Dementia: taking the next step
THREE years ago Carol Liavis, whose father was diagnosed with dementia at age 60, was reflecting on all those difficulties she and her family had encountered when learning to live with the disease.
Her mother was determined to care for her husband at home, and as his condition became more advanced, Carol, her two sisters and mother increasingly shared the caring duties, with support from in-home services.
Carol said they found a lot of information when her father Colin was diagnosed 16 years ago. The hardest thing for the family was navigating through it all.
But there are plenty of families who don’t realise the amount of help available.
In Victoria, 72,000 people live with dementia, and 56 people every day develop the disease.

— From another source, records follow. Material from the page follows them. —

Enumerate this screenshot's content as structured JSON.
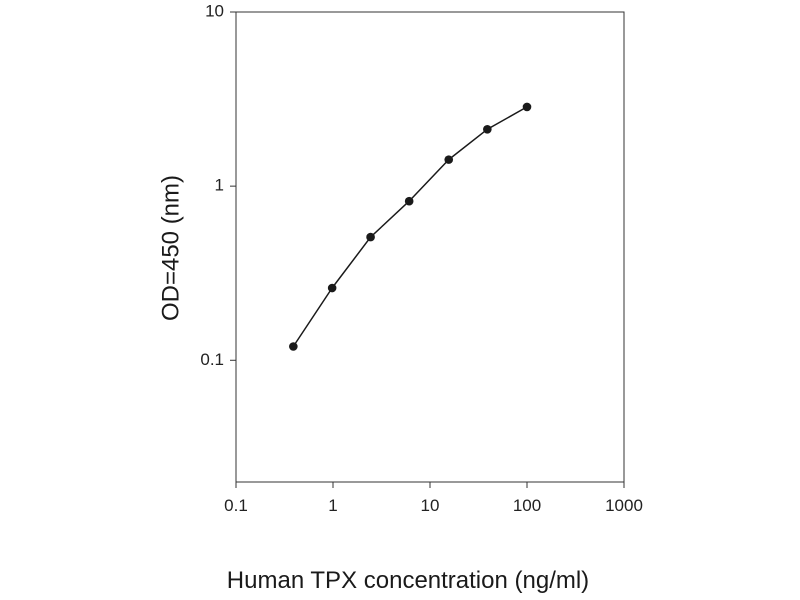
{
  "chart_data": {
    "type": "line",
    "xlabel": "Human TPX concentration (ng/ml)",
    "ylabel": "OD=450 (nm)",
    "x_scale": "log",
    "y_scale": "log",
    "xlim": [
      0.1,
      1000
    ],
    "ylim": [
      0.02,
      10
    ],
    "x_ticks": [
      "0.1",
      "1",
      "10",
      "100",
      "1000"
    ],
    "y_ticks": [
      "0.1",
      "1",
      "10"
    ],
    "grid": false,
    "series": [
      {
        "x": [
          0.39,
          0.98,
          2.44,
          6.1,
          15.6,
          39,
          100
        ],
        "y": [
          0.12,
          0.26,
          0.51,
          0.82,
          1.42,
          2.12,
          2.85
        ]
      }
    ],
    "colors": {
      "line": "#1a1a1a",
      "marker": "#1a1a1a",
      "axis": "#333333"
    }
  }
}
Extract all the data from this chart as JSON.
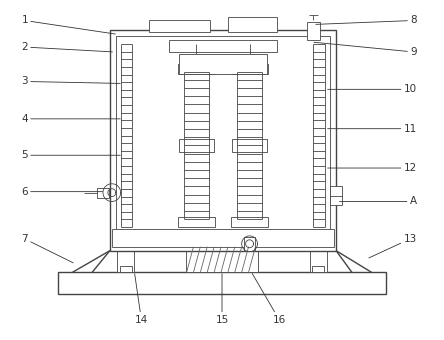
{
  "bg_color": "#ffffff",
  "line_color": "#444444",
  "label_color": "#333333",
  "fig_width": 4.44,
  "fig_height": 3.4,
  "dpi": 100
}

“I thought presenting information visually with people who have loved ones with dementia might be very helpful,” she said.
“It’s very hard at the start – there’s numbness, grief and fear, you feel like your world’s opening up and you’re being swallowed.”

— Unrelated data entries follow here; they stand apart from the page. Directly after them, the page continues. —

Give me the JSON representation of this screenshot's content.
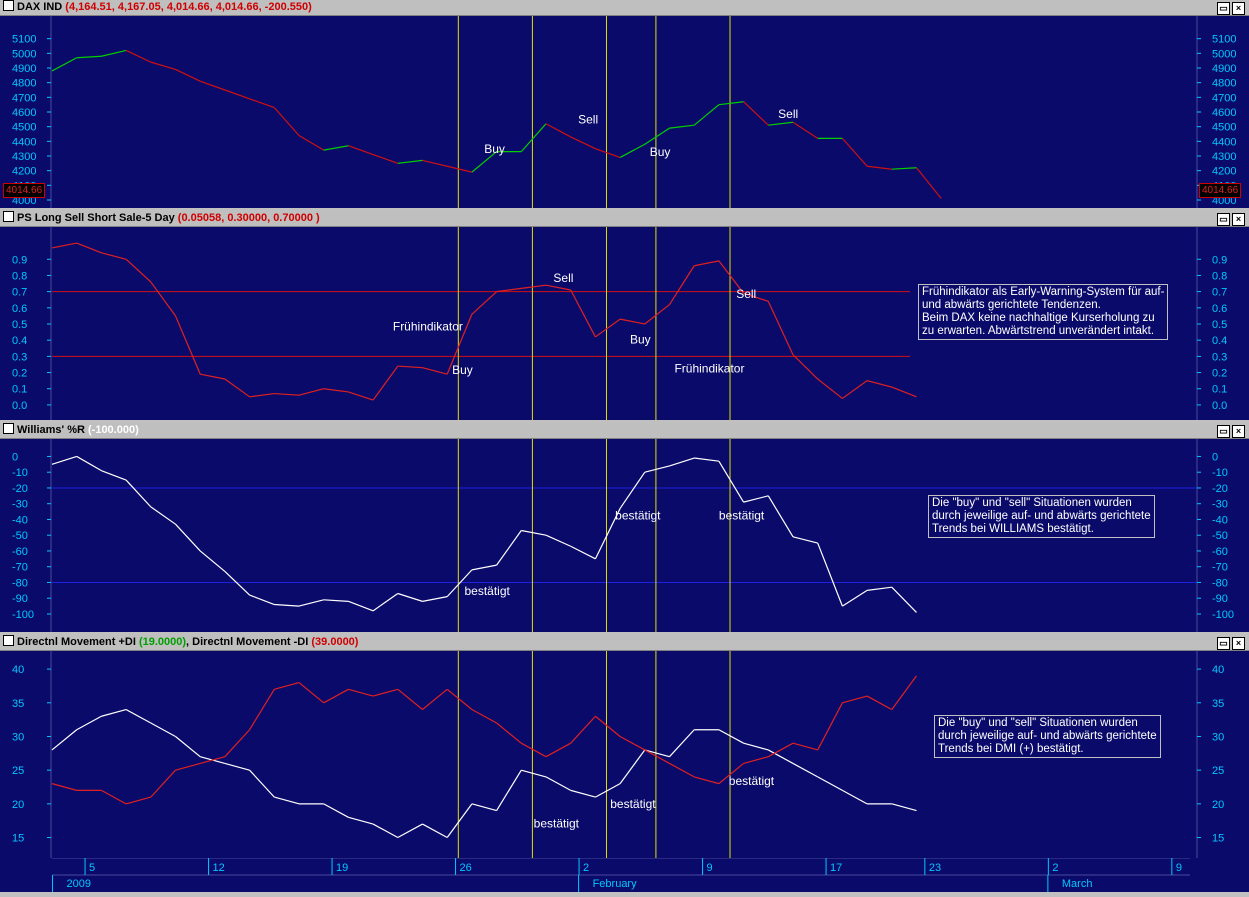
{
  "icons": {
    "panel": "panel-box-icon",
    "restore": "restore-icon",
    "close": "close-icon"
  },
  "colors": {
    "background": "#0a0a6a",
    "price_line_up": "#00d000",
    "price_line_down": "#d01010",
    "indicator": "#e02020",
    "williams": "#ffffff",
    "di_plus": "#ffffff",
    "di_minus": "#e02020",
    "signal_line": "#e0e000",
    "axis_text": "#00c8ff"
  },
  "chart_data": [
    {
      "id": "dax",
      "type": "line",
      "title_name": "DAX IND",
      "title_values": "(4,164.51, 4,167.05, 4,014.66, 4,014.66, -200.550)",
      "last_value": "4014.66",
      "ylim": [
        4000,
        5200
      ],
      "yticks": [
        4000,
        4100,
        4200,
        4300,
        4400,
        4500,
        4600,
        4700,
        4800,
        4900,
        5000,
        5100
      ],
      "values": [
        4880,
        4970,
        4980,
        5020,
        4940,
        4890,
        4810,
        4750,
        4690,
        4630,
        4440,
        4340,
        4370,
        4310,
        4250,
        4270,
        4230,
        4190,
        4330,
        4330,
        4520,
        4430,
        4350,
        4290,
        4380,
        4490,
        4510,
        4650,
        4670,
        4510,
        4530,
        4420,
        4420,
        4230,
        4210,
        4220,
        4010
      ],
      "annotations": [
        {
          "text": "Buy",
          "index": 17.5,
          "y": 4320
        },
        {
          "text": "Sell",
          "index": 21.3,
          "y": 4520
        },
        {
          "text": "Buy",
          "index": 24.2,
          "y": 4300
        },
        {
          "text": "Sell",
          "index": 29.4,
          "y": 4560
        }
      ]
    },
    {
      "id": "ps",
      "type": "line",
      "title_name": "PS Long Sell Short Sale-5 Day",
      "title_values": "(0.05058, 0.30000, 0.70000 )",
      "ylim": [
        -0.05,
        1.05
      ],
      "yticks": [
        0.0,
        0.1,
        0.2,
        0.3,
        0.4,
        0.5,
        0.6,
        0.7,
        0.8,
        0.9
      ],
      "hlines": [
        0.3,
        0.7
      ],
      "values": [
        0.97,
        1.0,
        0.94,
        0.9,
        0.76,
        0.55,
        0.19,
        0.16,
        0.05,
        0.07,
        0.06,
        0.1,
        0.08,
        0.03,
        0.24,
        0.23,
        0.19,
        0.56,
        0.7,
        0.72,
        0.74,
        0.71,
        0.42,
        0.53,
        0.5,
        0.62,
        0.86,
        0.89,
        0.69,
        0.64,
        0.31,
        0.16,
        0.04,
        0.15,
        0.11,
        0.05
      ],
      "annotations": [
        {
          "text": "Frühindikator",
          "index": 13.8,
          "y": 0.46
        },
        {
          "text": "Buy",
          "index": 16.2,
          "y": 0.19
        },
        {
          "text": "Sell",
          "index": 20.3,
          "y": 0.76
        },
        {
          "text": "Buy",
          "index": 23.4,
          "y": 0.38
        },
        {
          "text": "Frühindikator",
          "index": 25.2,
          "y": 0.2
        },
        {
          "text": "Sell",
          "index": 27.7,
          "y": 0.66
        }
      ],
      "note": [
        "Frühindikator als Early-Warning-System für auf-",
        "und abwärts gerichtete Tendenzen.",
        "Beim DAX keine nachhaltige Kurserholung zu",
        "zu erwarten. Abwärtstrend unverändert intakt."
      ]
    },
    {
      "id": "williams",
      "type": "line",
      "title_name": "Williams' %R",
      "title_values": "(-100.000)",
      "ylim": [
        -107,
        6
      ],
      "yticks": [
        0,
        -10,
        -20,
        -30,
        -40,
        -50,
        -60,
        -70,
        -80,
        -90,
        -100
      ],
      "hlines": [
        -20,
        -80
      ],
      "values": [
        -5,
        0,
        -9,
        -15,
        -32,
        -43,
        -60,
        -73,
        -88,
        -94,
        -95,
        -91,
        -92,
        -98,
        -87,
        -92,
        -89,
        -72,
        -69,
        -47,
        -50,
        -57,
        -65,
        -33,
        -10,
        -6,
        -1,
        -3,
        -29,
        -25,
        -51,
        -55,
        -95,
        -85,
        -83,
        -99
      ],
      "annotations": [
        {
          "text": "bestätigt",
          "index": 16.7,
          "y": -88
        },
        {
          "text": "bestätigt",
          "index": 22.8,
          "y": -40
        },
        {
          "text": "bestätigt",
          "index": 27.0,
          "y": -40
        }
      ],
      "note": [
        "Die \"buy\" und \"sell\" Situationen wurden",
        "durch jeweilige auf- und abwärts gerichtete",
        "Trends bei WILLIAMS bestätigt."
      ]
    },
    {
      "id": "dmi",
      "type": "line",
      "title_plus": "Directnl Movement +DI",
      "value_plus": "(19.0000)",
      "title_minus": "Directnl Movement -DI",
      "value_minus": "(39.0000)",
      "ylim": [
        13,
        41.5
      ],
      "yticks": [
        15,
        20,
        25,
        30,
        35,
        40
      ],
      "series": [
        {
          "name": "+DI",
          "values": [
            28,
            31,
            33,
            34,
            32,
            30,
            27,
            26,
            25,
            21,
            20,
            20,
            18,
            17,
            15,
            17,
            15,
            20,
            19,
            25,
            24,
            22,
            21,
            23,
            28,
            27,
            31,
            31,
            29,
            28,
            26,
            24,
            22,
            20,
            20,
            19
          ]
        },
        {
          "name": "-DI",
          "values": [
            23,
            22,
            22,
            20,
            21,
            25,
            26,
            27,
            31,
            37,
            38,
            35,
            37,
            36,
            37,
            34,
            37,
            34,
            32,
            29,
            27,
            29,
            33,
            30,
            28,
            26,
            24,
            23,
            26,
            27,
            29,
            28,
            35,
            36,
            34,
            39
          ]
        }
      ],
      "annotations": [
        {
          "text": "bestätigt",
          "index": 19.5,
          "y": 16.5
        },
        {
          "text": "bestätigt",
          "index": 22.6,
          "y": 19.4
        },
        {
          "text": "bestätigt",
          "index": 27.4,
          "y": 22.8
        }
      ],
      "note": [
        "Die \"buy\" und \"sell\" Situationen wurden",
        "durch jeweilige auf- und abwärts gerichtete",
        "Trends bei DMI (+) bestätigt."
      ]
    }
  ],
  "signal_lines_index": [
    16.45,
    19.45,
    22.45,
    24.45,
    27.45
  ],
  "x_axis": {
    "day_ticks": [
      {
        "label": "5",
        "index": 1.5
      },
      {
        "label": "12",
        "index": 6.5
      },
      {
        "label": "19",
        "index": 11.5
      },
      {
        "label": "26",
        "index": 16.5
      },
      {
        "label": "2",
        "index": 21.5
      },
      {
        "label": "9",
        "index": 26.5
      },
      {
        "label": "17",
        "index": 31.5
      },
      {
        "label": "23",
        "index": 35.5
      },
      {
        "label": "2",
        "index": 40.5
      },
      {
        "label": "9",
        "index": 45.5
      }
    ],
    "months": [
      {
        "label": "2009",
        "index": 0.1
      },
      {
        "label": "February",
        "index": 21.4
      },
      {
        "label": "March",
        "index": 40.4
      }
    ]
  }
}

Carol’s idea led to the production of the film Dementia: Taking the Next Step, developed by Alzheimer’s Australia Vic and recently launched by Health and Ageing Minister David Davis.
It is available free on DVD, and is being distributed to dementia services and other Victorian health organisations.

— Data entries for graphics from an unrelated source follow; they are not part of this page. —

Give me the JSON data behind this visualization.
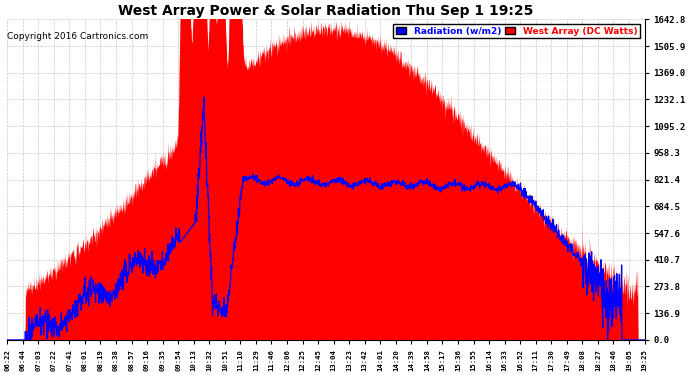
{
  "title": "West Array Power & Solar Radiation Thu Sep 1 19:25",
  "copyright": "Copyright 2016 Cartronics.com",
  "legend_labels": [
    "Radiation (w/m2)",
    "West Array (DC Watts)"
  ],
  "legend_colors": [
    "#0000ff",
    "#ff0000"
  ],
  "yticks": [
    0.0,
    136.9,
    273.8,
    410.7,
    547.6,
    684.5,
    821.4,
    958.3,
    1095.2,
    1232.1,
    1369.0,
    1505.9,
    1642.8
  ],
  "ymax": 1642.8,
  "ymin": 0.0,
  "bg_color": "#ffffff",
  "plot_bg_color": "#ffffff",
  "grid_color": "#c8c8c8",
  "red_fill_color": "#ff0000",
  "blue_line_color": "#0000ff",
  "xtick_labels": [
    "06:22",
    "06:44",
    "07:03",
    "07:22",
    "07:41",
    "08:01",
    "08:19",
    "08:38",
    "08:57",
    "09:16",
    "09:35",
    "09:54",
    "10:13",
    "10:32",
    "10:51",
    "11:10",
    "11:29",
    "11:46",
    "12:06",
    "12:25",
    "12:45",
    "13:04",
    "13:23",
    "13:42",
    "14:01",
    "14:20",
    "14:39",
    "14:58",
    "15:17",
    "15:36",
    "15:55",
    "16:14",
    "16:33",
    "16:52",
    "17:11",
    "17:30",
    "17:49",
    "18:08",
    "18:27",
    "18:46",
    "19:05",
    "19:25"
  ],
  "n_points": 2000,
  "total_minutes": 783
}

Carol’s family was one of three interviewed for the 25-minute production, which also features dementia specialist Associate Professor Michael Woodward, who provides an overview of dementia, how to understand what is happening, making adjustments and getting help.
“It’s important that people know life doesn’t end with diagnosis,” Carol said.
“We made the decision to keep dad at home. He’s now in very advanced stages and can’t really communicate, but we try to engage him and keep him comfortable.
“There is help there and people need to know that. Dad goes to a day care centre, which gives mum respite, and there are visiting services.
“He can have his down days and it’s hard work, but it’s about his will to keep going as well. We’re in there fighting with him.”
Carol said the family’s experience with her father had brought them closer together. For many families, the opposite was true.
“It’s devastating to see a loved one slip away,” she said. “But it has brought us closer. Our kids, the grandchildren, think the world of their grandad.”